Guerneville-based film ‘Stumptown’ to feature Broadway actress Brooke Tansley in lead role
It’s a long way from the palm trees of Fort Lauderdale to the redwoods of Northern California.
When professional photographer Vicky Scesa bought a house in Guerneville four years ago and moved across country with her husband and young daughter, she quickly discovered just how deep the chasm is between the two coasts.
The one-time New Yorker, whose brother is gay and considers herself progressive, was still shocked when she dropped her daughter off for her first day of preschool and saw a man in a dress dropping off his daughter as well. And just across the street, the abandoned Spooner’s trailer park was crawling with meth addicts.
“Initially, I was thinking, this was a show,” she recalled, while sitting in her sunny home perched on a ridgetop just about a mile from the trailer park, now a posh, glamping resort. “We thought, OK. This is what it’s like here. We’re just going to have to get used to it.”
Like an episode of Amazon’s “Transparent” (about a transgender father) crossed with an episode of AMC’s “Breaking Bad,” the eccentric river community ended up inspiring Scesa to write a script for her own short film, “Stumptown,” as the first narrative project for her video company, Pixel Grove Productions.
Filming started last November, with her friend and Broadway actress Brooke Tansley of Guerneville in the starring role and other locals filling out the small cast. The script follows the journey of five, diverse identities through a Sonoma-centric thicket of pot growing and immigration, family life and sexuality.
The town of Guerneville was first dubbed Stumptown in honor of the redwood stumps left in the wake of the logging boom that built San Francisco in the 1800s.
Name with meaning
Scesa found the name apt for her film, because like the stumps, her characters must also endure the challenges of an ever-changing social landscape.
“Living in the heart of this mystical town called Guerneville, it is easy to see that there is so much to be said about cultural differences,” she said. “There is a need for a better understanding of diversity.”
The dramedy “Stumptown” includes Maggie, a fortysomething woman in an abusive marriage, who finds sanctuary in her friendship with a young, twentysomething woman named Annie and romance with the son of Mexican immigrants, Ray, Jr.; as well as Annie’s father, Rick, who is a gay “Papa Bear,” pot grower and computer programmer. Like David Lynch’s quirky “Twin Peaks” TV series, it also stars a small town with lots of quirks and character.
“This is not so much a mystery as self-exploration,” Scesa explained. “When you live in the woods, it’s more about your state of being ... we call it river time. Things get done in the pace they will ... and that’s what the film is about.”
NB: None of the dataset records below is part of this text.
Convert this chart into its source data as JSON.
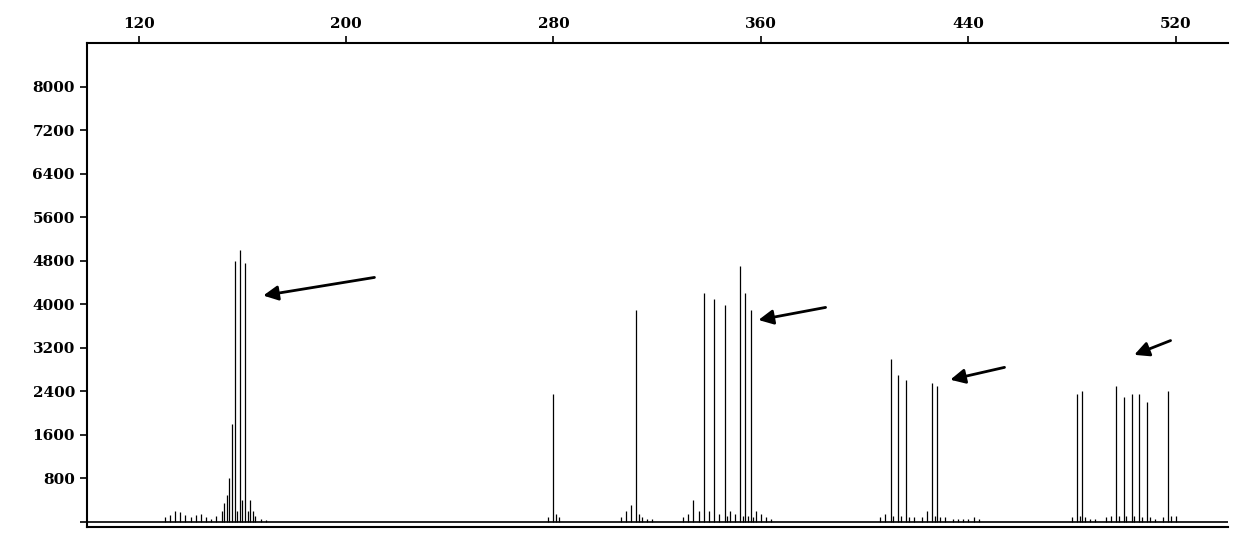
{
  "xlim": [
    100,
    540
  ],
  "ylim": [
    -100,
    8800
  ],
  "xticks": [
    120,
    200,
    280,
    360,
    440,
    520
  ],
  "yticks": [
    0,
    800,
    1600,
    2400,
    3200,
    4000,
    4800,
    5600,
    6400,
    7200,
    8000
  ],
  "background_color": "#ffffff",
  "line_color": "#000000",
  "peaks": [
    [
      130,
      80
    ],
    [
      132,
      120
    ],
    [
      134,
      200
    ],
    [
      136,
      180
    ],
    [
      138,
      120
    ],
    [
      140,
      90
    ],
    [
      142,
      120
    ],
    [
      144,
      150
    ],
    [
      146,
      90
    ],
    [
      148,
      60
    ],
    [
      150,
      100
    ],
    [
      152,
      200
    ],
    [
      153,
      350
    ],
    [
      154,
      500
    ],
    [
      155,
      800
    ],
    [
      156,
      1800
    ],
    [
      157,
      4800
    ],
    [
      158,
      200
    ],
    [
      159,
      5000
    ],
    [
      160,
      400
    ],
    [
      161,
      4750
    ],
    [
      162,
      200
    ],
    [
      163,
      400
    ],
    [
      164,
      200
    ],
    [
      165,
      100
    ],
    [
      167,
      60
    ],
    [
      169,
      40
    ],
    [
      278,
      80
    ],
    [
      280,
      2350
    ],
    [
      281,
      150
    ],
    [
      282,
      80
    ],
    [
      306,
      80
    ],
    [
      308,
      200
    ],
    [
      310,
      300
    ],
    [
      312,
      3900
    ],
    [
      313,
      150
    ],
    [
      314,
      80
    ],
    [
      316,
      60
    ],
    [
      318,
      50
    ],
    [
      330,
      80
    ],
    [
      332,
      150
    ],
    [
      334,
      400
    ],
    [
      336,
      200
    ],
    [
      338,
      4200
    ],
    [
      340,
      200
    ],
    [
      342,
      4100
    ],
    [
      344,
      150
    ],
    [
      346,
      3990
    ],
    [
      347,
      100
    ],
    [
      348,
      200
    ],
    [
      350,
      150
    ],
    [
      352,
      4700
    ],
    [
      353,
      100
    ],
    [
      354,
      4200
    ],
    [
      355,
      100
    ],
    [
      356,
      3900
    ],
    [
      357,
      80
    ],
    [
      358,
      200
    ],
    [
      360,
      150
    ],
    [
      362,
      80
    ],
    [
      364,
      60
    ],
    [
      406,
      80
    ],
    [
      408,
      150
    ],
    [
      410,
      3000
    ],
    [
      411,
      100
    ],
    [
      413,
      2700
    ],
    [
      414,
      100
    ],
    [
      416,
      2600
    ],
    [
      417,
      80
    ],
    [
      419,
      80
    ],
    [
      422,
      80
    ],
    [
      424,
      200
    ],
    [
      426,
      2550
    ],
    [
      427,
      100
    ],
    [
      428,
      2500
    ],
    [
      429,
      80
    ],
    [
      431,
      80
    ],
    [
      434,
      60
    ],
    [
      436,
      50
    ],
    [
      438,
      60
    ],
    [
      440,
      50
    ],
    [
      442,
      80
    ],
    [
      444,
      60
    ],
    [
      480,
      80
    ],
    [
      482,
      2350
    ],
    [
      483,
      100
    ],
    [
      484,
      2400
    ],
    [
      485,
      80
    ],
    [
      487,
      60
    ],
    [
      489,
      50
    ],
    [
      493,
      80
    ],
    [
      495,
      100
    ],
    [
      497,
      2500
    ],
    [
      498,
      100
    ],
    [
      500,
      2300
    ],
    [
      501,
      100
    ],
    [
      503,
      2350
    ],
    [
      504,
      100
    ],
    [
      506,
      2350
    ],
    [
      507,
      80
    ],
    [
      509,
      2200
    ],
    [
      510,
      80
    ],
    [
      512,
      60
    ],
    [
      515,
      80
    ],
    [
      517,
      2400
    ],
    [
      518,
      100
    ],
    [
      520,
      100
    ]
  ],
  "arrows": [
    {
      "tail_x": 212,
      "tail_y": 4500,
      "head_x": 167,
      "head_y": 4150
    },
    {
      "tail_x": 386,
      "tail_y": 3950,
      "head_x": 358,
      "head_y": 3700
    },
    {
      "tail_x": 455,
      "tail_y": 2850,
      "head_x": 432,
      "head_y": 2600
    },
    {
      "tail_x": 519,
      "tail_y": 3350,
      "head_x": 503,
      "head_y": 3050
    }
  ]
}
During the initial, two-week shoot in November, Scesa and her assistant, Dominique Columbo of Rohnert Park, filmed scenes on location at Goat Rock Beach, in a trailer in Duncans Mills, at Pat’s Bar in downtown Guerneville and at Gracianna Winery in Healdsburg.
Indie film mood
Her goal is to capture the mood of such indie movies as “Garden State” and “Little Miss Sunshine,” along with on-demand TV series like “Transparent” and the New York City dramedy, “Girls,” created by, and starring, Lena Dunham.
“Lena is about my age and having lived in New York, I can relate,” she said. “But the tone of my piece is different. You can’t compare it to New York ... in the show ‘Girls,’ there’s this nervous New York energy about it. They are always moving on to the next job, and the next guy.”
Instead, the visuals and soundtrack to “Stumptown” evoke the richness and diversity of the region, where the beauty of the forest stands in stark contrast to the darker currents of life on the edge.
“I want to show the visual beauty and calmness and fog and redwoods,” she said. “But you get shocked when the abusive husband is banging on the door, and you’ve got this anger and ugliness, and quite a bit of dark comedy, I like to think.”
Although Scesa had planned to complete the second half of the film in February - including a pivotal scene of Ray, Jr., and his father pruning the storied grape vines of Wine Country - Mother Nature had other plans, and she has taken a rain check.
But the dark storm clouds offered a silver lining, as the delay inspired Sceca to transform her existing footage into a trailer and a pilot for a TV script, with 12 episodes for on-demand streaming.
“We want to pitch the trailer and pilot, with the second half of the film as the second episode,” she said. “Netflix, Amazon Prime and Hulu are the ones with on-demand options. I think there’s more opportunity there to tell the many stories, instead of being limited to a short film.”